Not a day over 30

[Published 1/E/7DA]

I am 30 years old today. And as my sister is reading this and will no doubt protest at this statement, let me point out that I did not say what numbering system I am using.

I first learned about alternatatives to the decimal system when I was in fourth grade. The class was divided into two groups for math, the “Houghton-Miflin” group, which used a blue textbook published by Houghton-Miflin, and the “Addison-Wesley” group, which used a green textbook published by Addison-Wesley. I was in the Houghton-Miflin group, which was for the more advanced students. While the teacher (whom I can’t remember at all, as math was the one subject where we left our regular classrooms and went to another teacher’s room) worked with the Addison-Wesley group, those of us in the Houghton-Miflin group worked largely on our own.

That was fine until we got to a chapter on base 8. I was good at math and had never been stuck on any concept before, but I simply could not make sense of this strange system. I don’t know if Houghton-Miflin didn’t do a good job of explaining it, or if I just had some kind of mental block. I simply could not make any of the problems come out with the answers given in the back of the book.

Fortunately a classmate (he had dark curly hair, but I have no idea what his name was, though I think it started with an “A”) came to my rescue.

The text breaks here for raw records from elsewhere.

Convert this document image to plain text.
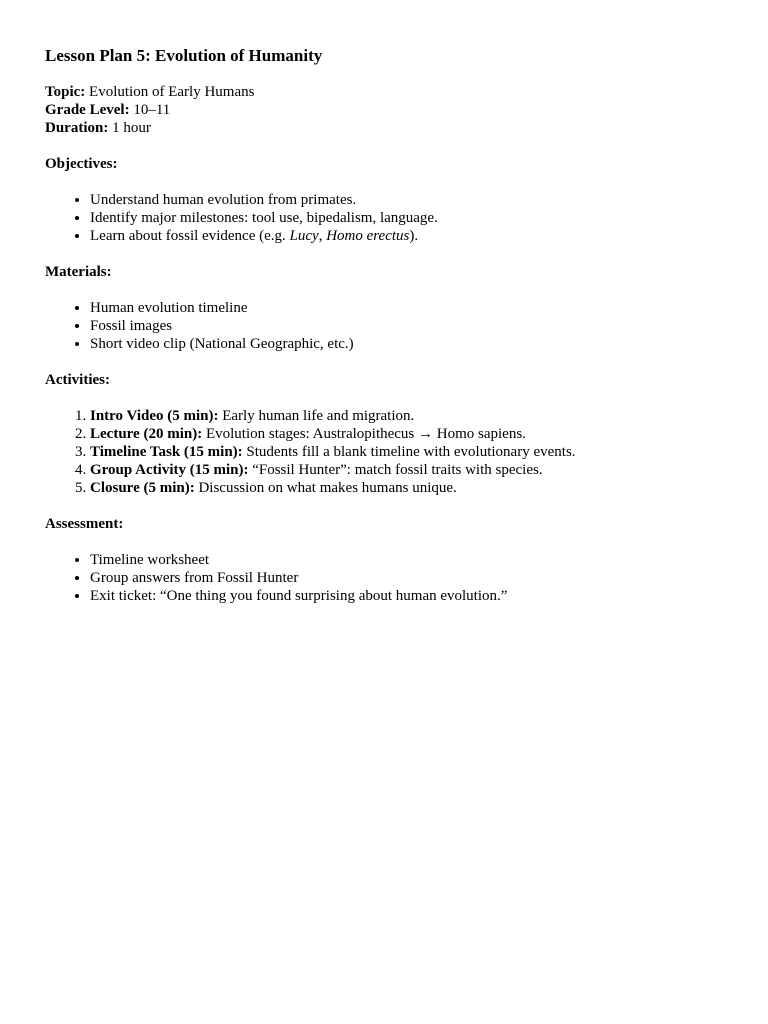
Lesson Plan 5: Evolution of Humanity

Topic: Evolution of Early Humans

Grade Level: 10–11

Duration: 1 hour

Objectives:
• Understand human evolution from primates.
• Identify major milestones: tool use, bipedalism, language.
• Learn about fossil evidence (e.g. Lucy, Homo erectus).
Materials:
• Human evolution timeline
• Fossil images
• Short video clip (National Geographic, etc.)
Activities:
1. Intro Video (5 min): Early human life and migration.
2. Lecture (20 min): Evolution stages: Australopithecus → Homo sapiens.
3. Timeline Task (15 min): Students fill a blank timeline with evolutionary events.
4. Group Activity (15 min): “Fossil Hunter”: match fossil traits with species.
5. Closure (5 min): Discussion on what makes humans unique.
Assessment:
• Timeline worksheet
• Group answers from Fossil Hunter
• Exit ticket: “One thing you found surprising about human evolution.”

He showed me a way to do the problems that enabled me to get the right answer. It had something to do with subtracting or adding two at certain points, and it worked, as I now was able to get the answers in the back of the book. But I had absolutely no idea why it worked that way.

Some fifteen years later, I began studying computer science, because I wanted to become a computer programmer. One of the skills we had to master was converting numbers between our familiar decimal system, and the binary system used by computers. Because binary numbers are awkward for humans to read and write (the year 2010 in binary is 11111011010), programmers use octal (base 8) or hexadecimal (base 16) representations of these numbers.

If you’re not familiar with different numbering systems, I’m not sure whether I can explain it better than my Houghton-Miflin textbook did. Here’s a site which explains them, though as I already understand it I can’t say whether this is a good introductory explanation. In a nutshell, just as the decimal system has the “ones” place in the first position on the right (assuming only whole numbers with no decimal point), then the “tens” to the left of that, then the “hundreds” then “thousands” and so on, each “place” being ten times the one to its right because it is base ten, any other number system works the same way but multiplying by whatever base you are using.

So binary has the ones place, then the twos place, then the fours then the eights and so on. The number we call 14 (I like that number, as I tend to get presents on that day of the month at the beginning of each year) would be represented as 1110, because it is made up of one “eight” (2 x 2 x 2) plus one “four” (2 x 2) plus one two (and no ones). In octal, that same number would be 16, because there is one eight (one in the eights place) and six ones.

Of course it gets confusing trying to discuss these numbers using digits from the decimal system. The number that we call fourteen in decimal couldn’t be called fourteen in octal, but it wouldn’t make sense to call it sixteen either, even though we write it as 16. Because the “teen” comes from the word ten. So if we actually used octal in everyday life, perhaps 16 would be called “six-ayet” or something like that. And the number 60 (six times eight plus zero times one, or 48 in decimal notation), might be called “six-ets.”

Hexadecimal gets more confusing, because the ones place can have number greater than nine. After all, the next place over is the sixteens place, and what we call sixteen would be written as 10. So how do you write the numbers we know as ten through fifteen? I don’t know who came up with the solution, but it is to use the letters A through F. So twenty-six in decimal becomes 1A in hexadecimal: one sixteen and ten ones. Forty-seven becomes 2F: two sixteens and fifteen ones.

That (2F) was my age yesterday. But today, adding one more year, the F becomes a 0, carry one (just like adding 1 to 9 in the decimal system) to the sixteens place, and my age is 30. Of course, it doesn’t look as good when I write my age in octal: I am now 60 (six eights and zero ones). And forget about binary – I don’t want my age to be 110000!